Both Varadarajan and Qu agreed that AI chatbots come in handy during time crunches or when trying to complete tasks with little effort. However, they said they avoid using AI when it comes to content they are genuinely interested in exploring deeper.
“If it is something I care about, I will go back and really try to understand everything (and) relearn myself,” Qu said.
The future of generative AI in the classroom
As generative AI technologies continue evolving, faculty members have yet to reach consensus on AI’s role in higher education and whether its benefits for students outweigh the costs.
“To me, it’s very clear that it’s a net positive,” Carlson said. “Students are able to do more.

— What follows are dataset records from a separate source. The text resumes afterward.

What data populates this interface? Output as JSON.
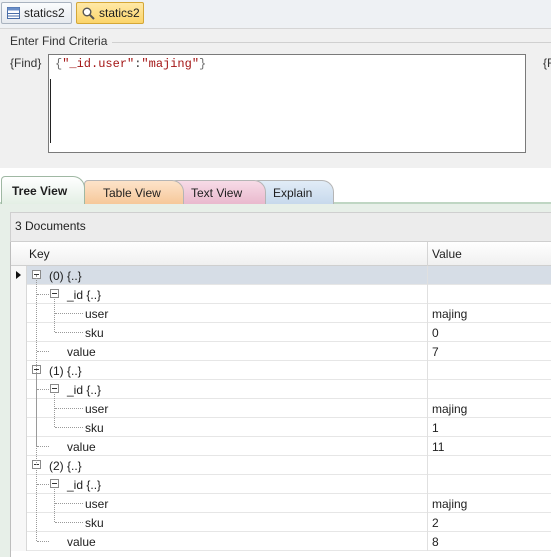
{
  "doc_tabs": [
    {
      "label": "statics2",
      "icon": "table-icon",
      "active": false
    },
    {
      "label": "statics2",
      "icon": "search-icon",
      "active": true
    }
  ],
  "criteria": {
    "title": "Enter Find Criteria",
    "find_label": "{Find}",
    "find_label_right": "{F",
    "query": {
      "open": "{",
      "key": "\"_id.user\"",
      "colon": ":",
      "value": "\"majing\"",
      "close": "}"
    }
  },
  "result_tabs": [
    "Tree View",
    "Table View",
    "Text View",
    "Explain"
  ],
  "document_count": "3 Documents",
  "grid": {
    "headers": {
      "key": "Key",
      "value": "Value"
    },
    "rows": [
      {
        "key": "(0) {..}",
        "value": ""
      },
      {
        "key": "_id {..}",
        "value": ""
      },
      {
        "key": "user",
        "value": "majing"
      },
      {
        "key": "sku",
        "value": "0"
      },
      {
        "key": "value",
        "value": "7"
      },
      {
        "key": "(1) {..}",
        "value": ""
      },
      {
        "key": "_id {..}",
        "value": ""
      },
      {
        "key": "user",
        "value": "majing"
      },
      {
        "key": "sku",
        "value": "1"
      },
      {
        "key": "value",
        "value": "11"
      },
      {
        "key": "(2) {..}",
        "value": ""
      },
      {
        "key": "_id {..}",
        "value": ""
      },
      {
        "key": "user",
        "value": "majing"
      },
      {
        "key": "sku",
        "value": "2"
      },
      {
        "key": "value",
        "value": "8"
      }
    ]
  },
  "colors": {
    "active_tab": "#fbd56a",
    "selected_row": "#d6dde6",
    "string_literal": "#a31515"
  }
}
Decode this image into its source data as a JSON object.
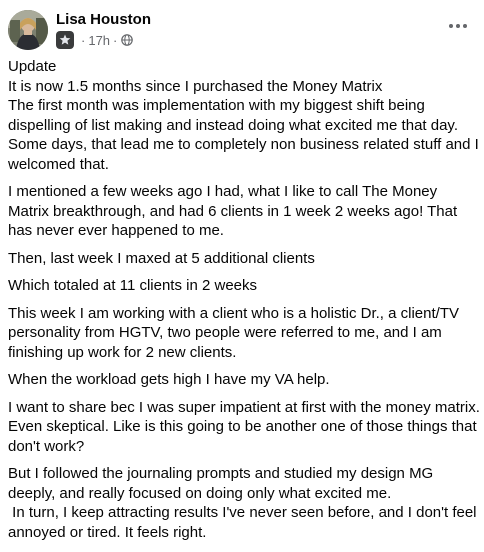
{
  "post": {
    "author": "Lisa Houston",
    "time": "17h",
    "separator": "·",
    "icons": {
      "badge": "group-badge-icon",
      "audience": "globe-icon",
      "menu": "more-options-icon"
    },
    "paragraphs": [
      "Update\nIt is now 1.5 months since I purchased the Money Matrix\nThe first month was implementation with my biggest shift being dispelling of list making and instead doing what excited me that day. Some days, that lead me to completely non business related stuff and I welcomed that.",
      "I mentioned a few weeks ago I had, what I like to call The Money Matrix breakthrough, and had 6 clients in 1 week 2 weeks ago! That has never ever happened to me.",
      "Then, last week I maxed at 5 additional clients",
      "Which totaled at 11 clients in 2 weeks",
      "This week I am working with a client who is a holistic Dr., a client/TV personality from HGTV, two people were referred to me, and I am finishing up work for 2 new clients.",
      "When the workload gets high I have my VA help.",
      "I want to share bec I was super impatient at first with the money matrix. Even skeptical. Like is this going to be another one of those things that don't work?",
      "But I followed the journaling prompts and studied my design MG deeply, and really focused on doing only what excited me.\n In turn, I keep attracting results I've never seen before, and I don't feel annoyed or tired. It feels right."
    ]
  }
}
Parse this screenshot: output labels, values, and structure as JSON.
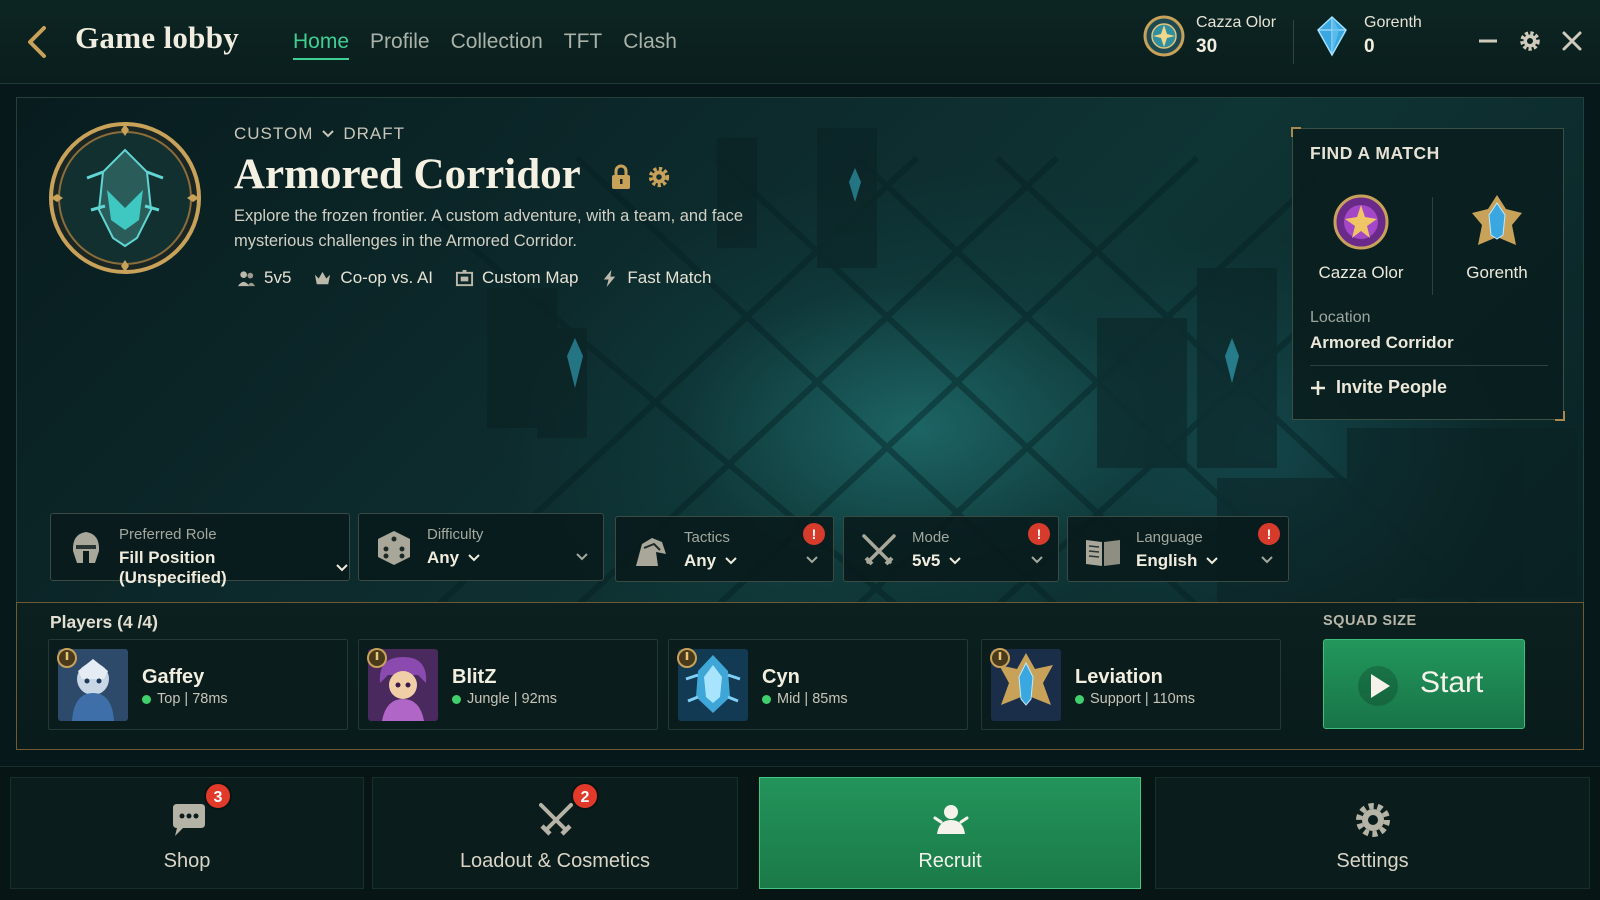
{
  "header": {
    "title": "Game lobby",
    "nav": [
      {
        "label": "Home",
        "active": true
      },
      {
        "label": "Profile",
        "active": false
      },
      {
        "label": "Collection",
        "active": false
      },
      {
        "label": "TFT",
        "active": false
      },
      {
        "label": "Clash",
        "active": false
      }
    ],
    "currencies": [
      {
        "name": "Cazza Olor",
        "value": "30",
        "icon": "gold-emblem-icon"
      },
      {
        "name": "Gorenth",
        "value": "0",
        "icon": "blue-crystal-icon"
      }
    ]
  },
  "hero": {
    "crumb_primary": "CUSTOM",
    "crumb_secondary": "DRAFT",
    "title": "Armored Corridor",
    "description": "Explore the frozen frontier. A custom adventure, with a team, and face mysterious challenges in the Armored Corridor.",
    "tags": [
      {
        "label": "5v5",
        "icon": "people-icon"
      },
      {
        "label": "Co-op vs. AI",
        "icon": "crown-icon"
      },
      {
        "label": "Custom Map",
        "icon": "map-icon"
      },
      {
        "label": "Fast Match",
        "icon": "lightning-icon"
      }
    ]
  },
  "find_match": {
    "title": "FIND A MATCH",
    "players": [
      {
        "name": "Cazza Olor"
      },
      {
        "name": "Gorenth"
      }
    ],
    "location_label": "Location",
    "location_value": "Armored Corridor",
    "invite_label": "Invite People"
  },
  "filters": [
    {
      "label": "Preferred Role",
      "value": "Fill Position (Unspecified)",
      "icon": "helmet-icon",
      "alert": false
    },
    {
      "label": "Difficulty",
      "value": "Any",
      "icon": "dice-icon",
      "alert": false
    },
    {
      "label": "Tactics",
      "value": "Any",
      "icon": "tactics-icon",
      "alert": true
    },
    {
      "label": "Mode",
      "value": "5v5",
      "icon": "crossed-swords-icon",
      "alert": true
    },
    {
      "label": "Language",
      "value": "English",
      "icon": "book-icon",
      "alert": true
    }
  ],
  "alert_glyph": "!",
  "players": {
    "title": "Players (4 /4)",
    "list": [
      {
        "name": "Gaffey",
        "info": "Top | 78ms"
      },
      {
        "name": "BlitZ",
        "info": "Jungle | 92ms"
      },
      {
        "name": "Cyn",
        "info": "Mid | 85ms"
      },
      {
        "name": "Leviation",
        "info": "Support | 110ms"
      }
    ],
    "squad_label": "SQUAD SIZE",
    "start_label": "Start"
  },
  "bottom_nav": [
    {
      "label": "Shop",
      "badge": "3",
      "icon": "chat-bubble-icon",
      "active": false
    },
    {
      "label": "Loadout & Cosmetics",
      "badge": "2",
      "icon": "crossed-swords-icon",
      "active": false
    },
    {
      "label": "Recruit",
      "badge": "",
      "icon": "recruit-icon",
      "active": true
    },
    {
      "label": "Settings",
      "badge": "",
      "icon": "gear-icon",
      "active": false
    }
  ],
  "colors": {
    "accent_green": "#3fcf93",
    "start_green": "#22975c",
    "alert_red": "#d73b2c",
    "gold_border": "#c9a25a",
    "background": "#07181a"
  }
}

Students are able to get support for things like debugging … It makes a lot of things like coding and writing less frustrating.”
Pfau is less optimistic about generative AI’s development, raising concerns that the next generation of high school graduates will be too accustomed to chatbots coming into the college classroom. He added that many students find themselves at a “competitive disadvantage” when the majority of their peers are utilizing such tools.
Pfau placed the responsibility on students to decide whether the use of generative AI will contribute to their intellectual growth.
“My hope remains that students will have enough self-respect and enough curiosity about discovering who they are, what their gifts are, what their aptitudes are,” Pfau said. “… something we can only discover if we apply ourselves and not some AI system to the tasks that are given to us.”